Squadron aims to reduce use of air-sickness bags

  • Published
  • By Brian McGloin
  • 502nd Air Base Wing OL-B Public Affairs
Even the bravest fighter pilots and toughest medical-evacuation helicopter pilots may occasionally need an air-sickness bag.

Air sickness has nothing to do with how tough or strong someone is. It's a complex problem with a variety of causes, which affects many people to varying degrees. For aircrew, three episodes of air sickness means a referral to the flight surgeon for evaluation.

The 359th Aerospace Medicine Squadron technicians are equipped to help pilots and aircrew members overcome air using a device called a Barany chair, named after Hungarian Nobel-laureate physiologist Robert Bárány. The process takes three consecutive days and has a high success rate.

A popular hypothesis for the cause of motion sickness is sensory conflict -- the eyes see one thing, the inner ear feels something else and the skin says the body isn't moving, all at the same time. Two other causes are anxiety and lack of adaptation to the flying environment.

"Pilots are our primary customers," said 2nd Lt. Shannon Scannon, a 359th AMDS aerospace and operational physiologist. "Any aircrew member can be put in the chair."

On the first day of training, aircrew members are interviewed to find potential causes of their air sickness.

They're asked about how they felt sick and which phase of flight their symptoms may have appeared, as well as their specific diet, sleep patterns and what fluids they have consumed.

After the interview, they're strapped into the Barany chair and spun at a steady pace in the same direction to stimulate ear-fluid movement.

"Our goal is to spin them at about 25 revolutions per minute," Lieutenant Scannon said. "It's just enough to get the fluid in the ears moving."

The aircrew members are spun three times for ten minutes each with ten minute breaks between spins. While they are rotating, they have to perform tasks or exercises, such as tilting their head to the left or right, which can be surprisingly disorienting.

Lieutenant Scannon said the first day is not very aggressive, but as the days continue, the training becomes much more intense.

She said the goal of the training isn't to induce vomiting, rather to help pilots and aircrew members "become acclimated to the motion, and to learn techniques that they can use to overcome air sickness."

"I never had anyone actively get sick on the third day," Lieutenant Scannon said. "We want to help them learn techniques to minimize air sickness to complete their mission."

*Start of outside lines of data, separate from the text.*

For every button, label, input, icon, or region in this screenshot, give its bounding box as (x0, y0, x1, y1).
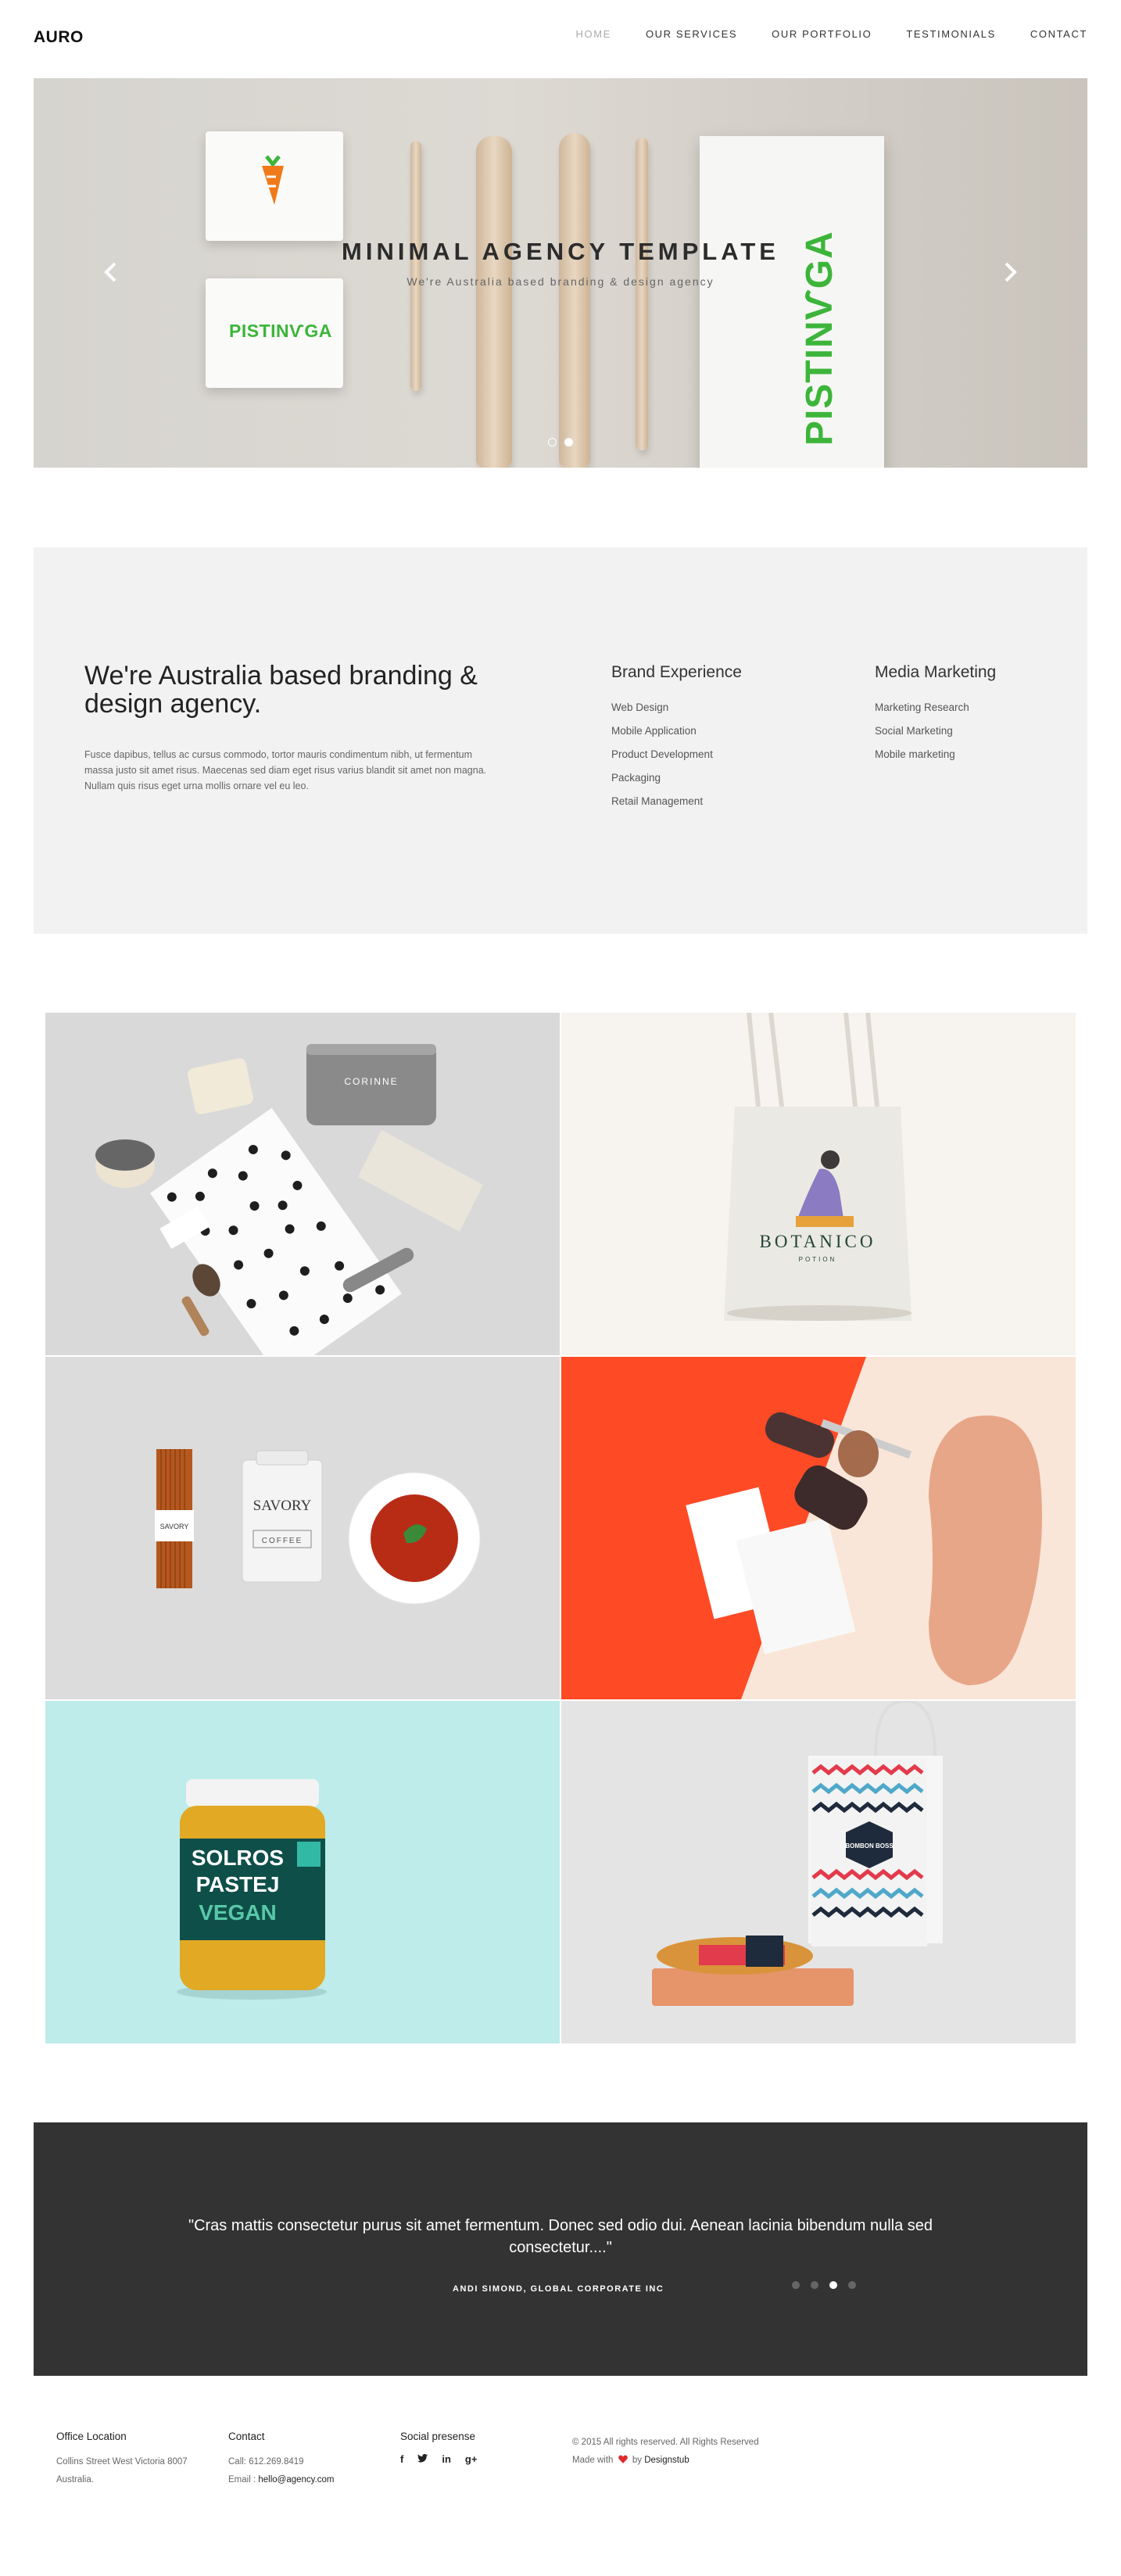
office-address-line1: Collins Street West Victoria 8007 (56, 2457, 188, 2467)
twitter-icon[interactable] (417, 2453, 428, 2465)
hero-slider: PISTINѴGA PISTINѴGA MINIMAL AGENCY TEMPL… (34, 78, 1087, 468)
about-text: Fusce dapibus, tellus ac cursus commodo,… (84, 749, 487, 791)
portfolio-item-corinne[interactable]: CORINNE (45, 1013, 560, 1355)
logo[interactable]: AURO (34, 28, 84, 47)
svg-text:SAVORY: SAVORY (160, 1523, 189, 1530)
wooden-spoon-handle (636, 138, 648, 450)
svg-text:BOTANICO: BOTANICO (760, 1232, 876, 1251)
contact-email-link[interactable]: hello@agency.com (258, 2475, 334, 2485)
service-product-development[interactable]: Product Development (611, 743, 742, 766)
botanico-tote-bag-image: BOTANICO POTION (724, 1013, 911, 1321)
made-with-text: Made with (572, 2456, 614, 2465)
designstub-link[interactable]: Designstub (644, 2456, 689, 2465)
service-mobile-marketing[interactable]: Mobile marketing (875, 743, 996, 766)
chevron-right-icon (1005, 262, 1017, 282)
hero-title: MINIMAL AGENCY TEMPLATE (342, 238, 779, 265)
savory-packaging-image: SAVORY SAVORY COFFEE (155, 1449, 481, 1605)
linkedin-icon[interactable]: in (442, 2453, 451, 2465)
testimonial-pagination (792, 2281, 856, 2289)
sachet-brand-text: PISTINѴGA (229, 321, 332, 341)
svg-text:BOMBON BOSS: BOMBON BOSS (845, 1842, 894, 1849)
wooden-fork (476, 136, 512, 468)
media-marketing-list: Media Marketing Marketing Research Socia… (875, 663, 996, 766)
heart-icon (618, 2455, 628, 2463)
contact-email-row: Email : hello@agency.com (228, 2471, 334, 2489)
main-nav: HOME OUR SERVICES OUR PORTFOLIO TESTIMON… (576, 28, 1087, 40)
portfolio-item-botanico[interactable]: BOTANICO POTION (561, 1013, 1076, 1355)
solros-jar-image: SOLROS PASTEJ VEGAN (177, 1779, 327, 2000)
nav-contact[interactable]: CONTACT (1030, 28, 1087, 40)
portfolio-item-savory[interactable]: SAVORY SAVORY COFFEE (45, 1357, 560, 1699)
svg-text:SAVORY: SAVORY (253, 1498, 312, 1514)
nav-our-services[interactable]: OUR SERVICES (646, 28, 737, 40)
about-section: We're Australia based branding & design … (34, 547, 1087, 934)
slider-pagination (548, 438, 573, 447)
service-mobile-application[interactable]: Mobile Application (611, 719, 742, 743)
social-links: f in g+ (400, 2453, 477, 2465)
footer-copyright: © 2015 All rights reserved. All Rights R… (572, 2434, 759, 2470)
nav-home[interactable]: HOME (576, 28, 611, 40)
footer-contact: Contact Call: 612.269.8419 Email : hello… (228, 2431, 334, 2489)
site-header: AURO HOME OUR SERVICES OUR PORTFOLIO TES… (0, 0, 1121, 72)
nav-our-portfolio[interactable]: OUR PORTFOLIO (772, 28, 872, 40)
copyright-text: © 2015 All rights reserved. All Rights R… (572, 2438, 759, 2447)
service-retail-management[interactable]: Retail Management (611, 790, 742, 813)
bombon-boss-bag-image: BOMBON BOSS (652, 1701, 943, 2006)
service-packaging[interactable]: Packaging (611, 766, 742, 790)
nav-testimonials[interactable]: TESTIMONIALS (906, 28, 996, 40)
svg-text:CORINNE: CORINNE (344, 1076, 398, 1087)
portfolio-item-bombon-boss[interactable]: BOMBON BOSS (561, 1701, 1076, 2043)
contact-phone: Call: 612.269.8419 (228, 2457, 304, 2467)
slider-next-button[interactable] (997, 258, 1025, 286)
testimonial-dot-2[interactable] (811, 2281, 818, 2289)
service-web-design[interactable]: Web Design (611, 696, 742, 719)
slider-dot-1[interactable] (548, 438, 557, 447)
testimonial-author: ANDI SIMOND, GLOBAL CORPORATE INC (453, 2284, 664, 2294)
media-marketing-heading: Media Marketing (875, 663, 997, 681)
footer-social: Social presense f in g+ (400, 2431, 477, 2465)
portfolio-grid: CORINNE BOTANICO POTION SAVORY SAVORY CO… (45, 1013, 1076, 2043)
slider-prev-button[interactable] (96, 258, 124, 286)
testimonial-quote: "Cras mattis consectetur purus sit amet … (188, 2217, 933, 2256)
by-text: by (632, 2456, 642, 2465)
svg-text:SOLROS: SOLROS (192, 1846, 284, 1870)
svg-text:VEGAN: VEGAN (199, 1900, 277, 1925)
service-marketing-research[interactable]: Marketing Research (875, 696, 996, 719)
google-plus-icon[interactable]: g+ (465, 2453, 478, 2465)
corinne-stationery-image: CORINNE (95, 1044, 483, 1355)
slider-dot-2[interactable] (564, 438, 573, 447)
testimonial-dot-1[interactable] (792, 2281, 800, 2289)
testimonial-section: "Cras mattis consectetur purus sit amet … (34, 2122, 1087, 2376)
brand-experience-heading: Brand Experience (611, 663, 742, 681)
svg-text:POTION: POTION (799, 1256, 837, 1263)
wooden-stirrer (410, 141, 421, 391)
testimonial-dot-4[interactable] (848, 2281, 856, 2289)
testimonial-dot-3[interactable] (829, 2281, 837, 2289)
carrot-logo-icon (262, 155, 284, 205)
brand-experience-list: Brand Experience Web Design Mobile Appli… (611, 663, 742, 813)
svg-text:PASTEJ: PASTEJ (196, 1872, 280, 1896)
atelier-leather-image (561, 1357, 1042, 1699)
svg-text:COFFEE: COFFEE (262, 1537, 303, 1545)
footer-contact-heading: Contact (228, 2431, 265, 2442)
footer-office: Office Location Collins Street West Vict… (56, 2431, 188, 2489)
office-address-line2: Australia. (56, 2475, 94, 2485)
facebook-icon[interactable]: f (400, 2453, 403, 2465)
service-social-marketing[interactable]: Social Marketing (875, 719, 996, 743)
portfolio-item-atelier[interactable] (561, 1357, 1076, 1699)
portfolio-item-solros[interactable]: SOLROS PASTEJ VEGAN (45, 1701, 560, 2043)
hero-subtitle: We're Australia based branding & design … (406, 275, 715, 288)
footer-social-heading: Social presense (400, 2431, 476, 2442)
chevron-left-icon (104, 262, 116, 282)
made-with-row: Made with by Designstub (572, 2452, 759, 2470)
about-title: We're Australia based branding & design … (84, 661, 478, 719)
wooden-knife (559, 133, 590, 468)
napkin (700, 136, 884, 468)
contact-email-label: Email : (228, 2475, 259, 2485)
footer-office-heading: Office Location (56, 2431, 127, 2442)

In concert with rotating patients in the Barany chair, specialists with the 359th AMDS teach progressive relaxation techniques to combat stresses during flight.

Lieutenant Scannon said progressive relaxation is a process that has two key elements: diaphragmatic breathing and muscle tensing.

Diaphragmatic breathing is the first stage in the training. It teaches a relaxed but deliberate breathing rhythm using abdominal muscles, inhaling through the nose and exhaling through the mouth.

The second step is muscle tensing. This step teaches one to focus on clenching and releasing various muscle groups in the body, which eases anxiety and also forces one to be physically relaxed.

While these methods may seem unrelated, both work in concert to stimulate specific nerves that elicit physiologic responses leading to acclimation, Lieutenant Scannon said.

She said the Barany chair is a more extreme version of the sensations pilots and aircrew members may feel in an aircraft.

"The Air Sickness Management Program in its entirety is significantly more involved than is depicted here," Lieutenant Scannon said. "Simply spinning in a chair downplays the complex mechanisms involved in acclimation training.

"If they make it through the chair, they should be able to fly."

The 359 AMDS Aerospace and Operational Training Flight Airman stress they are standing by to assist any aircrew member with this or any other type of human-factors related issue.